KERNSCHMELZE: So nennen Experten die gefürchtete totale Zerstörung des Reaktorkerns. Auch wenn die Kettenreaktion abgeschaltet wird, produzieren die Brennelemente in einem Atommeiler noch große Mengen von Wärme. In ihrem Inneren laufen etliche Prozesse weiter, kurzlebige radioaktive Stoffe zerfallen zu langlebigeren und setzen dabei Energie frei. Die Wärme muss abgeführt werden. Dazu muss Kühlwasser weiter durch den Reaktorkern, zwischen den Brennelementen hindurch gepumpt werden. Dazu brauchen die Kühlmittelpumpen Strom. Wenn dieser wie im Block 1 der Anlage Fukushima-I fehlt, verkocht das vorhandene Wasser zu Dampf. Dadurch steigt der Druck im Inneren des Reaktors. Gleichzeitig beginnen die Brennelemente von oben nach unten zu schmelzen, wenn der Pegel an flüssigem Wasser sinkt. Es bildet sich eine glühende Masse aus Uran, Spezialstahl und radioaktiven Spaltprodukten, die 2000 Grad Celsius erreichen kann. Kein Material der Welt hält ihr stand, wenn sie der Schwerkraft folgend sich erst durch den Stahl des Druckbehälters, dann durch den Beton des Fundaments frisst, um schließlich das Erdreich zu erreichen. Möglich sind auch heftige Explosionen. Zwar haben Atomkraftwerke um den Reaktorbehälter einen weiteren Schutzmantel aus Stahl oder Stahlbeton, das sogenannte Containment. Aber auch der kann durch Explosionen zerstört oder von der extrem heißen atomaren Suppe durchbrochen werden. Experten wie die der atomkritischen Ärzteorganisation IPPNW halten es für kaum denkbar, dass gängige AKW-Containments die gewaltigen Belastungen bei einem Kernschmelz-Unfall auch tatsächlich aushalten können. Die Folgen für Menschen und Umwelt bei einer Kernschmelze wären verheerend: Der geschmolzene Reaktorinhalt besteht unter anderem aus hochradioaktivem Uran sowie dem extrem strahlendem, hochgiftigem Plutonium - einem der gefährlichsten bekannten Stoffe. Hinzu kommen diverse weitere radioaktive Isotope wie Cäsium 137, das während sich des Reaktorbetriebs in Inneren der Meiler bildet. Diese Stoffe würden sich durch eine Explosion in der Umgebungsluft verteilen oder sich mit der Kernschmelze durch den Schutzbehälterboden in das Erdreich vorfressen. Bei der Reaktorkatastrophe von Tschernobyl wurden 1986 große Mengen Cäsium 137 freigesetzt, die bis nach Nord- und Westeuropa kamen, sich auf Feldern und Weiden ablagerten und dort bis in die menschliche Nahrungskette gelangten.

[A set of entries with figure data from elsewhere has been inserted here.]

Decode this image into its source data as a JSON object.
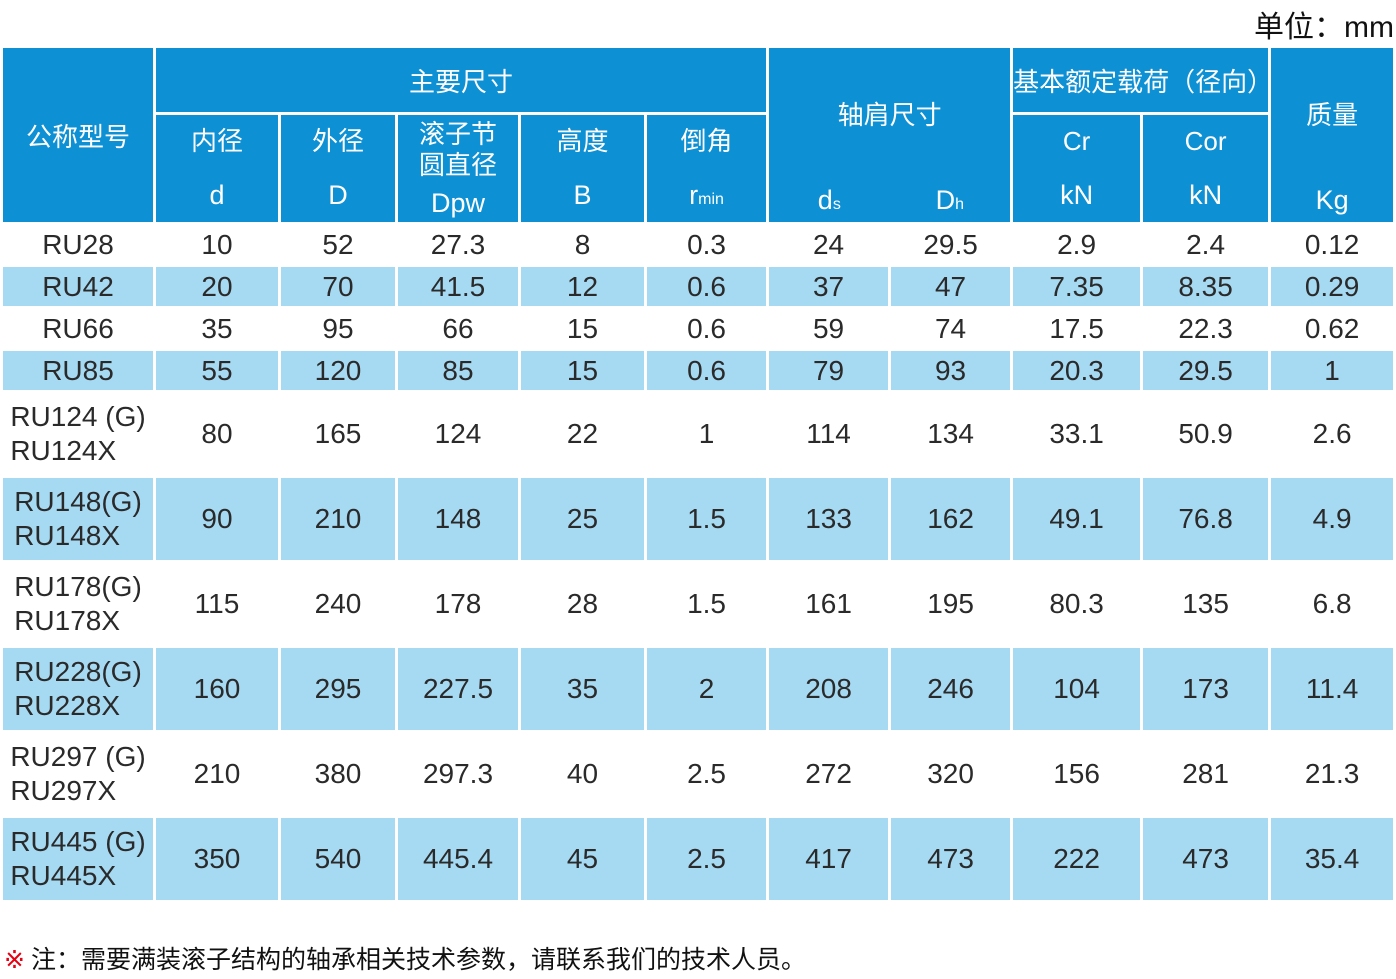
{
  "unit_label": "单位：mm",
  "colors": {
    "header_blue": "#0e90d4",
    "row_blue": "#a6d9f2",
    "text_dark": "#2a2a2a",
    "note_marker_red": "#e60012"
  },
  "table": {
    "header": {
      "model_col": "公称型号",
      "main_group": "主要尺寸",
      "shoulder_group": "轴肩尺寸",
      "load_group": "基本额定载荷（径向）",
      "mass_group": "质量",
      "inner_label": "内径",
      "inner_sym": "d",
      "outer_label": "外径",
      "outer_sym": "D",
      "pitch_label1": "滚子节",
      "pitch_label2": "圆直径",
      "pitch_sym": "Dpw",
      "height_label": "高度",
      "height_sym": "B",
      "chamfer_label": "倒角",
      "chamfer_sym_base": "r",
      "chamfer_sym_sub": "min",
      "ds_base": "d",
      "ds_sub": "s",
      "dh_base": "D",
      "dh_sub": "h",
      "cr_label": "Cr",
      "cr_unit": "kN",
      "cor_label": "Cor",
      "cor_unit": "kN",
      "mass_unit": "Kg"
    },
    "rows": [
      {
        "model": [
          "RU28"
        ],
        "shade": false,
        "values": [
          "10",
          "52",
          "27.3",
          "8",
          "0.3",
          "24",
          "29.5",
          "2.9",
          "2.4",
          "0.12"
        ]
      },
      {
        "model": [
          "RU42"
        ],
        "shade": true,
        "values": [
          "20",
          "70",
          "41.5",
          "12",
          "0.6",
          "37",
          "47",
          "7.35",
          "8.35",
          "0.29"
        ]
      },
      {
        "model": [
          "RU66"
        ],
        "shade": false,
        "values": [
          "35",
          "95",
          "66",
          "15",
          "0.6",
          "59",
          "74",
          "17.5",
          "22.3",
          "0.62"
        ]
      },
      {
        "model": [
          "RU85"
        ],
        "shade": true,
        "values": [
          "55",
          "120",
          "85",
          "15",
          "0.6",
          "79",
          "93",
          "20.3",
          "29.5",
          "1"
        ]
      },
      {
        "model": [
          "RU124 (G)",
          "RU124X"
        ],
        "shade": false,
        "values": [
          "80",
          "165",
          "124",
          "22",
          "1",
          "114",
          "134",
          "33.1",
          "50.9",
          "2.6"
        ]
      },
      {
        "model": [
          "RU148(G)",
          "RU148X"
        ],
        "shade": true,
        "values": [
          "90",
          "210",
          "148",
          "25",
          "1.5",
          "133",
          "162",
          "49.1",
          "76.8",
          "4.9"
        ]
      },
      {
        "model": [
          "RU178(G)",
          "RU178X"
        ],
        "shade": false,
        "values": [
          "115",
          "240",
          "178",
          "28",
          "1.5",
          "161",
          "195",
          "80.3",
          "135",
          "6.8"
        ]
      },
      {
        "model": [
          "RU228(G)",
          "RU228X"
        ],
        "shade": true,
        "values": [
          "160",
          "295",
          "227.5",
          "35",
          "2",
          "208",
          "246",
          "104",
          "173",
          "11.4"
        ]
      },
      {
        "model": [
          "RU297 (G)",
          "RU297X"
        ],
        "shade": false,
        "values": [
          "210",
          "380",
          "297.3",
          "40",
          "2.5",
          "272",
          "320",
          "156",
          "281",
          "21.3"
        ]
      },
      {
        "model": [
          "RU445 (G)",
          "RU445X"
        ],
        "shade": true,
        "values": [
          "350",
          "540",
          "445.4",
          "45",
          "2.5",
          "417",
          "473",
          "222",
          "473",
          "35.4"
        ]
      }
    ]
  },
  "footnote": {
    "marker": "※",
    "text": "注：需要满装滚子结构的轴承相关技术参数，请联系我们的技术人员。"
  }
}
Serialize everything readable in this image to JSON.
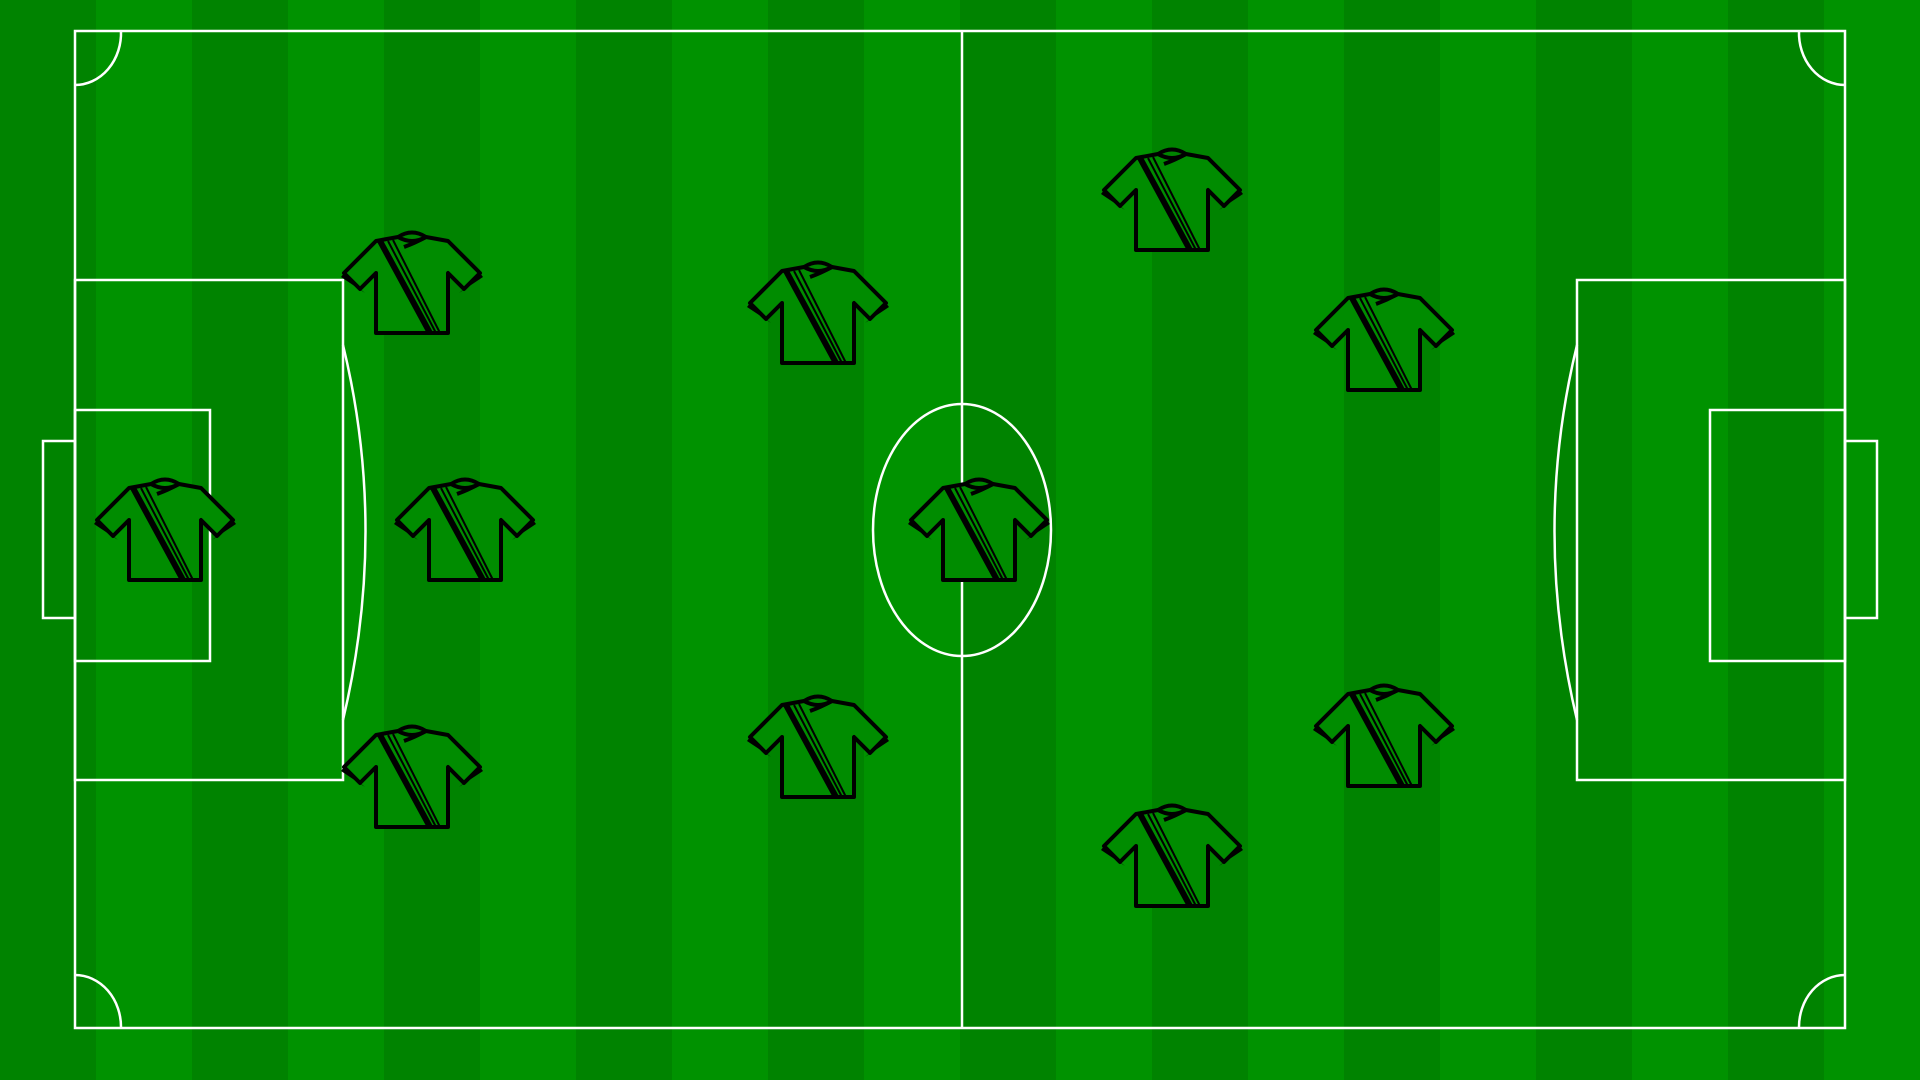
{
  "pitch": {
    "stripe_colors": [
      "#008300",
      "#009200"
    ],
    "line_color": "#ffffff"
  },
  "kit": {
    "shirt_color": "#008c00",
    "outline_color": "#000000"
  },
  "players": [
    {
      "id": "gk"
    },
    {
      "id": "def-top"
    },
    {
      "id": "def-mid"
    },
    {
      "id": "def-bottom"
    },
    {
      "id": "mid-top"
    },
    {
      "id": "mid-center"
    },
    {
      "id": "mid-bottom"
    },
    {
      "id": "att-top-far"
    },
    {
      "id": "att-top"
    },
    {
      "id": "att-bottom"
    },
    {
      "id": "att-bottom-far"
    }
  ]
}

ABKLINGBECKEN: In einem Atomkraftwerk befinden sich Brennelemente nicht nur im Reaktorkern, sondern normalerweise auch im Abklingbecken. Es handelt sich um Brennstäbe, die ihren Einsatz hinter sich haben und noch bestehende Restwärme und Radioaktivät abgeben sollen, bevor sie wiederaufbereitet werden oder ins End- oder Zwischenlager kommen. Bei den Abklingbecken handelt es sich um Wasserbehälter. Im Reaktor 4 des Atomkraftwerks Fukushima-1 soll eines der Becken nach dem Ausfall des Kühlsystems inzwischen kochen, es gelingt nicht, den Behälter wieder zu füllen. Im Zusammenhang mit dieser Information wurde bekannt, dass die Abklingbecken dort und in den Reaktoren 1, 2 und 3, die bereits explodiert sind, außerhalb der Schutzhüllen (Containment) liegen, die den Reaktorkern umgeben. Nach den Explosionen der Hüllen liegen sie deshalb offenbar frei.